Césars : « 120 Battements par minute » et « Au revoir là-haut » grands gagnants

Par Thomas Sotinel

Le long-métrage de Robin Campillo a obtenu, vendredi soir, le César du meilleur film, tandis qu’Albert Dupontel remportait celui du meilleur réalisateur.

Il n’y aura pas eu de razzia lors de la 63e cérémonie des Césars, organisée vendredi 2 mars à la salle Pleyel, à Paris. 120 Battements par minute, de Robin Campillo l’a emporté sur Au revoir là-haut, d’Albert Dupontel, six trophées contre cinq.

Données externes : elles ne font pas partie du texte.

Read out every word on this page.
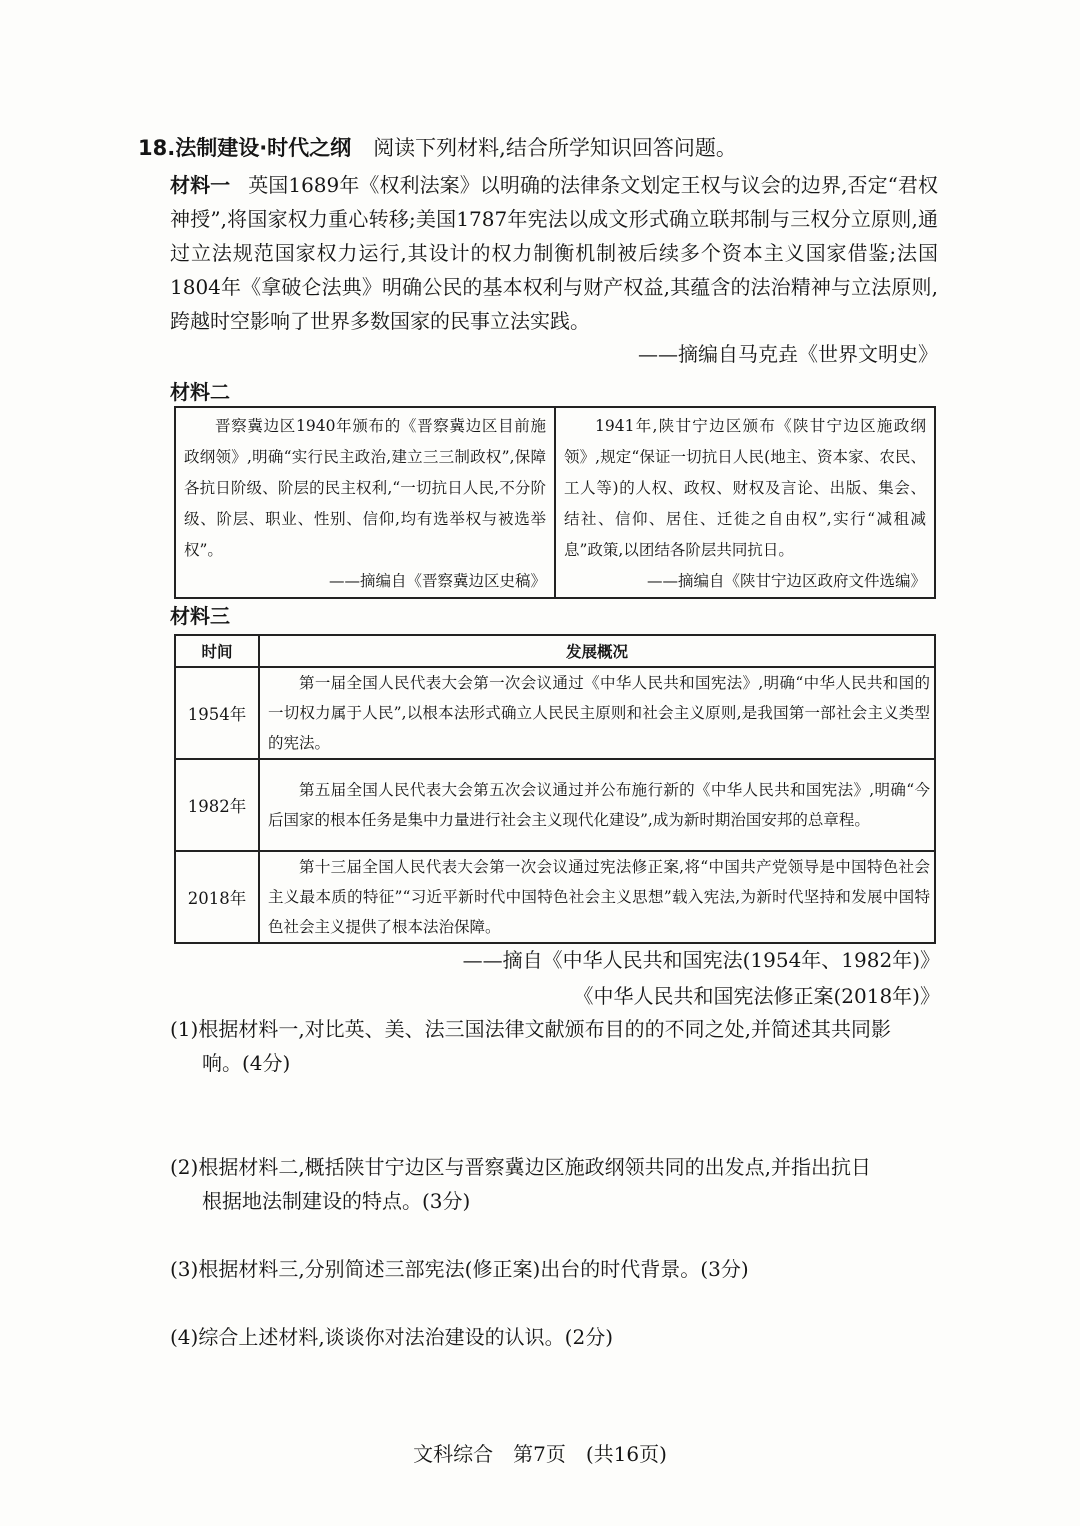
18.法制建设·时代之纲 阅读下列材料,结合所学知识回答问题。
材料一 英国1689年《权利法案》以明确的法律条文划定王权与议会的边界,否定“君权神授”,将国家权力重心转移;美国1787年宪法以成文形式确立联邦制与三权分立原则,通过立法规范国家权力运行,其设计的权力制衡机制被后续多个资本主义国家借鉴;法国1804年《拿破仑法典》明确公民的基本权利与财产权益,其蕴含的法治精神与立法原则,跨越时空影响了世界多数国家的民事立法实践。
——摘编自马克垚《世界文明史》
材料二
晋察冀边区1940年颁布的《晋察冀边区目前施政纲领》,明确“实行民主政治,建立三三制政权”,保障各抗日阶级、阶层的民主权利,“一切抗日人民,不分阶级、阶层、职业、性别、信仰,均有选举权与被选举权”。
——摘编自《晋察冀边区史稿》

1941年,陕甘宁边区颁布《陕甘宁边区施政纲领》,规定“保证一切抗日人民(地主、资本家、农民、工人等)的人权、政权、财权及言论、出版、集会、结社、信仰、居住、迁徙之自由权”,实行“减租减息”政策,以团结各阶层共同抗日。
——摘编自《陕甘宁边区政府文件选编》
材料三
时间	发展概况
1954年	第一届全国人民代表大会第一次会议通过《中华人民共和国宪法》,明确“中华人民共和国的一切权力属于人民”,以根本法形式确立人民民主原则和社会主义原则,是我国第一部社会主义类型的宪法。
1982年	第五届全国人民代表大会第五次会议通过并公布施行新的《中华人民共和国宪法》,明确“今后国家的根本任务是集中力量进行社会主义现代化建设”,成为新时期治国安邦的总章程。
2018年	第十三届全国人民代表大会第一次会议通过宪法修正案,将“中国共产党领导是中国特色社会主义最本质的特征”“习近平新时代中国特色社会主义思想”载入宪法,为新时代坚持和发展中国特色社会主义提供了根本法治保障。
——摘自《中华人民共和国宪法(1954年、1982年)》
《中华人民共和国宪法修正案(2018年)》
(1)根据材料一,对比英、美、法三国法律文献颁布目的的不同之处,并简述其共同影
响。(4分)
(2)根据材料二,概括陕甘宁边区与晋察冀边区施政纲领共同的出发点,并指出抗日
根据地法制建设的特点。(3分)
(3)根据材料三,分别简述三部宪法(修正案)出台的时代背景。(3分)
(4)综合上述材料,谈谈你对法治建设的认识。(2分)
文科综合 第7页 (共16页)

Le long-métrage de Campillo s’est adjugé le César du meilleur film, Albert Dupontel a remporté celui du meilleur réalisateur. D’autres ont ainsi pu se glisser dans le palmarès : Barbara de Mathieu Amalric qui a valu le César de la meilleure actrice à Jeanne Balibar et remporté le trophée du meilleur son, Petit Paysan, d’Hubert Charuel, meilleur premier film et meilleur acteur pour Swann Arlaud.

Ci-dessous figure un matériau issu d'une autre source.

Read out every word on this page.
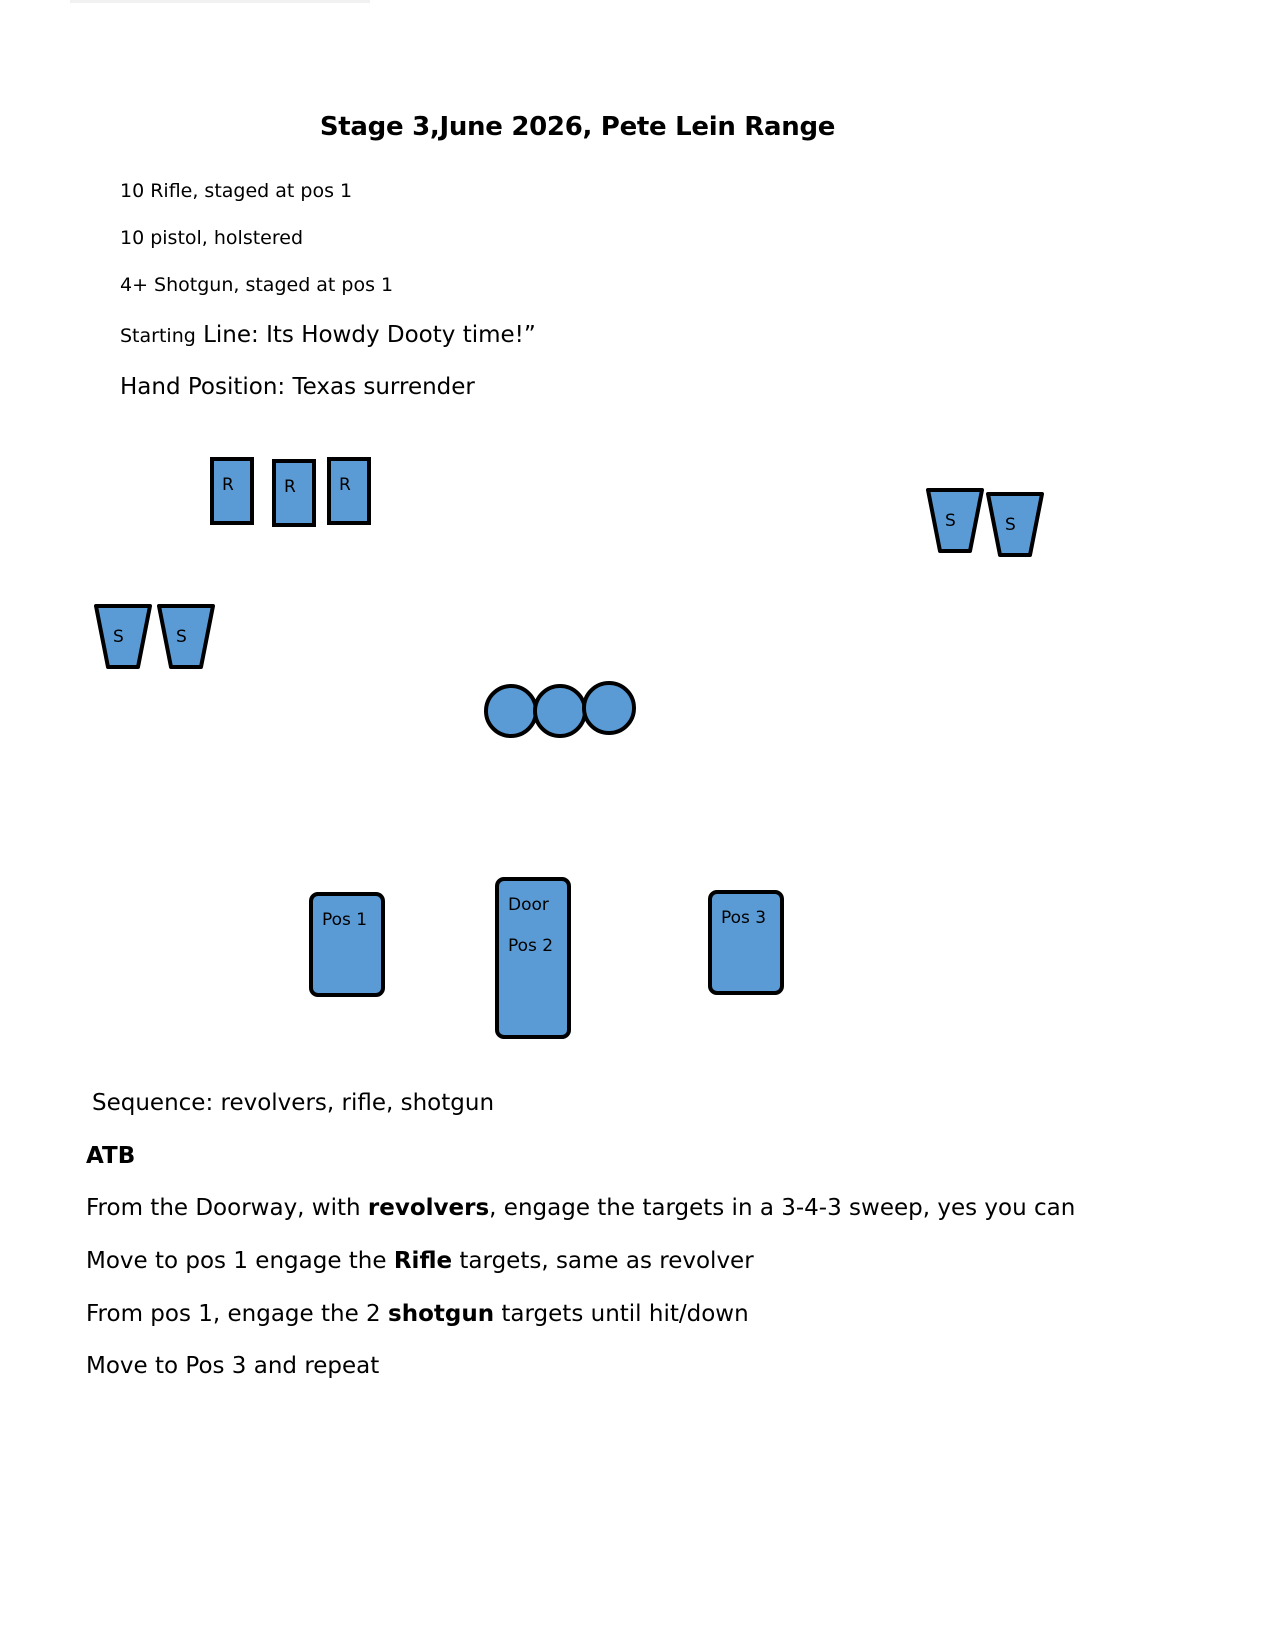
Stage 3,June 2026, Pete Lein Range
10 Rifle, staged at pos 1
10 pistol, holstered
4+ Shotgun, staged at pos 1
Starting Line: Its Howdy Dooty time!”
Hand Position: Texas surrender
R	R	R
S	S
S	S
Pos 1
Door
Pos 2
Pos 3
Sequence: revolvers, rifle, shotgun
ATB
From the Doorway, with revolvers, engage the targets in a 3-4-3 sweep, yes you can
Move to pos 1 engage the Rifle targets, same as revolver
From pos 1, engage the 2 shotgun targets until hit/down
Move to Pos 3 and repeat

Cette cérémonie, qui restera sans doute comme l’une des plus ennuyeuses dans une lignée qui avait pourtant placé la barre assez haut, aurait dû être marquée, comme les Golden Globes américains ou les Bafta britanniques, par les conséquences de l’affaire Weinstein, par la lutte contre le harcèlement sexuel et le combat pour la parité dans le cinéma.

Mais on n’est pas allé plus loin que quelques allusions bienséantes, lors du discours d’ouverture de la présidente de l’édition, Vanessa Paradis, ou au détour de quelques discours de remerciements. Les participant(e)s avaient été invité(e)s à porter un discret ruban blanc et le climax militant de la cérémonie a été atteint lorsque le maître de cérémonies, Manu Payet, a invité le public à « agir » en se levant pour que les caméras saisissent la multitude des rubans blancs.

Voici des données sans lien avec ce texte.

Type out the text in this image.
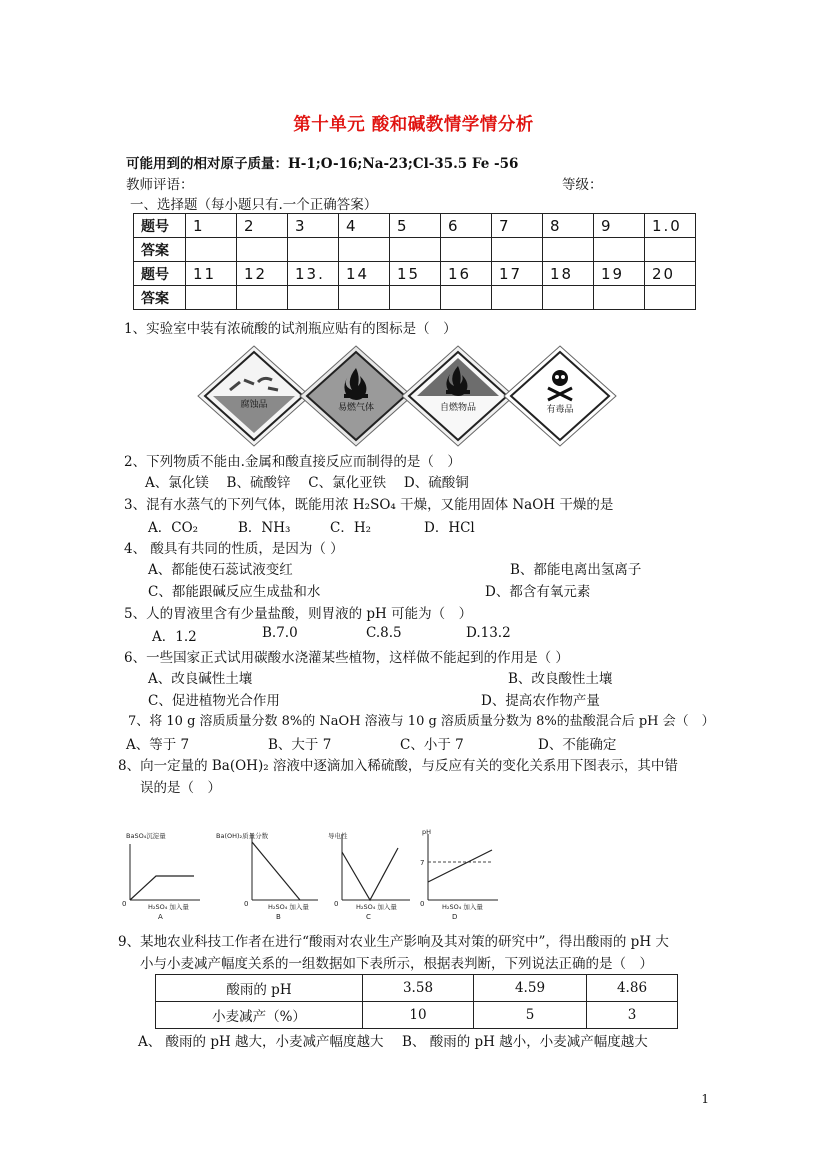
第十单元 酸和碱教情学情分析
可能用到的相对原子质量：H-1;O-16;Na-23;Cl-35.5 Fe -56
教师评语：	等级：
一、选择题（每小题只有.一个正确答案）
题号	1	2	3	4	5	6	7	8	9	1.0
答案										
题号	11	12	13.	14	15	16	17	18	19	20
答案										
1、实验室中装有浓硫酸的试剂瓶应贴有的图标是（　）
腐蚀品	易燃气体	自燃物品	有毒品
2、下列物质不能由.金属和酸直接反应而制得的是（　）
A、氯化镁　 B、硫酸锌　 C、氯化亚铁　 D、硫酸铜
3、混有水蒸气的下列气体，既能用浓 H₂SO₄ 干燥，又能用固体 NaOH 干燥的是
A．CO₂	B．NH₃	C．H₂	D．HCl
4、 酸具有共同的性质，是因为（ ）
A、都能使石蕊试液变红	B、都能电离出氢离子
C、都能跟碱反应生成盐和水	D、都含有氧元素
5、人的胃液里含有少量盐酸，则胃液的 pH 可能为（　）
A．1.2	B.7.0	C.8.5	D.13.2
6、一些国家正式试用碳酸水浇灌某些植物，这样做不能起到的作用是（ ）
A、改良碱性土壤	B、改良酸性土壤
C、促进植物光合作用	D、提高农作物产量
7、将 10 g 溶质质量分数 8%的 NaOH 溶液与 10 g 溶质质量分数为 8%的盐酸混合后 pH 会（　）
A、等于 7	B、大于 7	C、小于 7	D、不能确定
8、向一定量的 Ba(OH)₂ 溶液中逐滴加入稀硫酸，与反应有关的变化关系用下图表示，其中错
误的是（　）
BaSO₄沉淀量
0	H₂SO₄ 加入量
A
Ba(OH)₂质量分数
0	H₂SO₄ 加入量
B
导电性
0	H₂SO₄ 加入量
C
pH
7
0	H₂SO₄ 加入量
D
9、某地农业科技工作者在进行“酸雨对农业生产影响及其对策的研究中”，得出酸雨的 pH 大
小与小麦减产幅度关系的一组数据如下表所示，根据表判断，下列说法正确的是（　）
酸雨的 pH	3.58	4.59	4.86
小麦减产（%）	10	5	3
A、 酸雨的 pH 越大，小麦减产幅度越大 B、 酸雨的 pH 越小，小麦减产幅度越大
1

Le premier César du public va à « Raide Dingue »

Seuls les lauréats de 120 battements par minute ont tenté de ramener le public de la salle Pleyel au monde réel. Recevant le César du scénario original, Robin Campillo a rappelé que, parmi les populations les plus vulnérables à l’épidémie de sida, les toxicomanes, les prostitués, les étrangers aujourd’hui nommés migrants, restaient encore les cibles de l’injustice. Le musicien Arnaud Rebotini a dédié sa partition aux victimes de la maladie.

Finalement, la grande innovation de la soirée restait le César du public, attribué au film français ayant attiré le plus de spectateurs en 2017. C’est Raid dingue, de Danny Boon qui l’a emporté, permettant ainsi à l’interprète et réalisateur du film de poursuivre son interminable réconciliation avec une institution contre laquelle il était jadis parti en guerre.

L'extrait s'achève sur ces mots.